On that March afternoon, Clay returns home from playing with friends in a nearby creek. Bits of mud dot his long, baggy shorts and his sneakers as he walks into the family’s sunroom and heads for a chair upholstered in white fabric. Laura tries to stop him from sitting down.
“Will you go change your pants for me?” she says just before he plops onto the chair. “Clayton—I just cleaned that cover.”
A rising fourth-grader at Wayside Elementary School in Potomac, Clay is like many boys his age: He loves sports, board games and riding his scooter. He’s on the swim team at the Bethesda Country Club and is particularly fond of freestyle and breaststroke. “In meets, I usually do 31:45 [seconds],” he says proudly, recounting his 25-meter swimming time. “I can do a backflip.”
“He has no fear,” Matt says.
After the accident, two days passed before Laura and Matt knew whether Clay would wake up—and whether he’d still be the same outgoing little boy with the infectious smile. During that time, family and friends arrived from the Bethesda area. Laura’s best friend, Jenny Camps, had also been staying in Bethany that week. She and her husband, Jon, had a son the same age as Clay at the time and twin daughters the same age as Maison. The two families were close—Clay and Maison called her “Aunt Jenny”—and had planned to get together for a barbecue. Camps was on the beach when she heard about the accident. When she got to the hospital, she saw Clay’s small body hooked up to tubes in the intensive care unit.
“I know it’s going to be OK,” she told Laura. “I don’t know why, but I know it’s going to be OK.”
Laura’s dad, Ron, was at the top of the Space Needle in Seattle when he got the call with the news. He told Laura when he reached her that night that he wanted to fly home, but she told him to board the cruise ship and pray there was no reason for him to rush home. Ron later told her that he went onto the ship’s deck that night and cried as he prayed: Whatever I’ve ever done, anything I’ve done, please just save this boy.
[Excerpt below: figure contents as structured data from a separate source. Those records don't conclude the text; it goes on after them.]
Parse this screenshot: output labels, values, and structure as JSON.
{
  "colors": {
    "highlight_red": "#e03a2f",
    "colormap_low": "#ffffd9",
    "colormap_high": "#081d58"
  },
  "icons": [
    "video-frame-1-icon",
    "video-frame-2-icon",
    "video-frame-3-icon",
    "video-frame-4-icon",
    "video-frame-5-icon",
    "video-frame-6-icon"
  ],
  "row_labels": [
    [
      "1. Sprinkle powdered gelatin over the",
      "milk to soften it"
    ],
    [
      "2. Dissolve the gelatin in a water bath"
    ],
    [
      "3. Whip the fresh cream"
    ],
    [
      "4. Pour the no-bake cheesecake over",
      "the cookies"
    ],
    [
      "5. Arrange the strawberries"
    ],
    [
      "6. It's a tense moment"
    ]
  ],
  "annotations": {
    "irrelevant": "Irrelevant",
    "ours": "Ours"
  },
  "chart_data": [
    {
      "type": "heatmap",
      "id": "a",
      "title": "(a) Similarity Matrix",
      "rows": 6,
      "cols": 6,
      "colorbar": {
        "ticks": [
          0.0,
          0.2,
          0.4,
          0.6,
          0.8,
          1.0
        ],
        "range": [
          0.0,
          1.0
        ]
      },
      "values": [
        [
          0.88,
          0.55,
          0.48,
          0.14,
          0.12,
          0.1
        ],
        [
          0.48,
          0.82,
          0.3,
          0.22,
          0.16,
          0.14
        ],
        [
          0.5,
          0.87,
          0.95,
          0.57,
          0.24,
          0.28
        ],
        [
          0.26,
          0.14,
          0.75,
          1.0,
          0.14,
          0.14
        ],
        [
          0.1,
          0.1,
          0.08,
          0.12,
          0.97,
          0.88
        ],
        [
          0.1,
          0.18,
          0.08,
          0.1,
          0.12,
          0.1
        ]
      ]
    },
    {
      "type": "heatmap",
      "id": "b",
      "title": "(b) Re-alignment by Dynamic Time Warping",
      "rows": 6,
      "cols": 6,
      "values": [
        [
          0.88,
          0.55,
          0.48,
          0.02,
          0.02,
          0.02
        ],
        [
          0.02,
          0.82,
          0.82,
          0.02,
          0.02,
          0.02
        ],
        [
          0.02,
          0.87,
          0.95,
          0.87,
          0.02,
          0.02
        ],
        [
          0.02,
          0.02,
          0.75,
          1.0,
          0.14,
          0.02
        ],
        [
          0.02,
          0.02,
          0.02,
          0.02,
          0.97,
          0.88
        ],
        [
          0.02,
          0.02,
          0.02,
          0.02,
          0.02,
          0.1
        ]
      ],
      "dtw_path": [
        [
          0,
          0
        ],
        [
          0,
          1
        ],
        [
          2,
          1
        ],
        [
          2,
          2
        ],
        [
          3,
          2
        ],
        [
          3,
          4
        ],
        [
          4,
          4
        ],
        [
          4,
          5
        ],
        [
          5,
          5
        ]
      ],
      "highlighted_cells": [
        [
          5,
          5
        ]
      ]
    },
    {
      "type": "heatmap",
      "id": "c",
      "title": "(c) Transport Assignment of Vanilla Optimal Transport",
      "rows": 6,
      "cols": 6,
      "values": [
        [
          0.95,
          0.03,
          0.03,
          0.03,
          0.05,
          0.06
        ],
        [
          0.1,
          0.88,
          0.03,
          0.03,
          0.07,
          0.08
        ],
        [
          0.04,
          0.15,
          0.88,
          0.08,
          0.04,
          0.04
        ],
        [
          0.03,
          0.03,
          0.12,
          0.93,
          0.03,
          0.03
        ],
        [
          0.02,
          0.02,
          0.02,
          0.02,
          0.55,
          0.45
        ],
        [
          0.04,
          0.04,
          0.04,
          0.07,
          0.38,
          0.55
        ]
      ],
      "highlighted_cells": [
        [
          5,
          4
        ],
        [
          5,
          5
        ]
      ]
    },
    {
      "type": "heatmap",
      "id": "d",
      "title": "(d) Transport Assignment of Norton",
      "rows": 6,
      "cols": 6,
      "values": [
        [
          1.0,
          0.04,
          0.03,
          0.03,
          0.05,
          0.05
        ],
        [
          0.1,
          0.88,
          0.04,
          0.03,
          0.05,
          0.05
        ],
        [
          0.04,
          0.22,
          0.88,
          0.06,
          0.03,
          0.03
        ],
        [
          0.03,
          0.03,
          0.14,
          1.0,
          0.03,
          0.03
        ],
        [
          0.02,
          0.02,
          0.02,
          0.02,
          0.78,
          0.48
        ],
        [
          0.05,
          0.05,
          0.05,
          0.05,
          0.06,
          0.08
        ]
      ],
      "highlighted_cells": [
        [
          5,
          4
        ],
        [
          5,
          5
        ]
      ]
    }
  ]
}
“My dad wasn’t really a God guy, and he was like, Kill me now, strike me dead. Fix this,” Laura says. “And it was the same thing I felt.”
For the first 24 hours, doctors didn’t talk to Laura and Matt about Clay’s prognosis. Instead, they explained the steps they were taking in an effort to stabilize him. “What I remember is they managed our expectations to whatever the next procedure was going to be,” Laura says.
The couple received encouraging news when a CAT scan performed in the middle of the night showed no increase in swelling. Brain swelling wasn’t the only concern, however; tests showed Clay also had developed a methicillin-resistant staphylococcus aureus (MRSA) infection from the pool water that he’d swallowed, and he had pneumonia. Clay was also wearing a neck brace because doctors didn’t know if he’d injured his neck when he fell into the pool.
By Monday, two days after the accident, Clay’s condition had stabilized enough that the doctors said they were going to reduce the flow of oxygen to test whether he could breathe without the ventilator. When doctors determined that he could breathe on his own and they could consider taking him off the ventilator, one of Clay’s nurses suggested the couple get some sleep at the hospital’s Ronald McDonald House. She wanted them rested when the doctors tried to wake Clay the next day.
“It was a good thing, too, because it sort of gave you permission to leave because I didn’t want to leave, ever,” Laura says.
Back at the hospital the next day, Laura and Matt had gone to the cafeteria to get something to eat when they got the call that Clay was waking up. The couple ran to his room, and friends joined them around the bed as he stirred.
Fear seized Laura as Clay looked around the room. “I don’t think he knows who we are,” she said.
Then Matt’s friend Adam spoke up. “Clay, do you see Mommy?” he asked.
“He just looked right up at me,” Laura recalls.
Over the next few days, Clay became more aware as the medication gradually wore off. He ate and watched the Disney movie Finding Nemo on TV. He was moved out of the ICU, but quarantined in another room because of the MRSA infection. Having been asleep for three days, Clay couldn’t sit still in bed. “He was like a monkey, once he sort of got his legs about him,” Laura says.
As Clay improved, Laura and Matt’s worries shifted from whether he would live to whether his brain had been damaged when he was underwater. Doctors had begun testing him slowly and there had been good signs. For one test, they asked Clay to identify a group of objects. “He called a spoon a fork and a knife a spoon or something, so they were like, he’s in the right area, but he’s mixing this up,” Laura says.
Laura and Matt were told that only time would tell whether the lack of oxygen would have residual effects. “The doctor said, ‘He knows who you are, he knows who he is. Is he going to have some learning issues in second grade? He had a traumatic brain injury. What is that going to look like, I don’t know,’ ” Laura says.
Once Clay’s MRSA infection cleared up, he was outfitted with a heart monitor and cleared to leave the hospital. Laura and Matt took their son home to Potomac.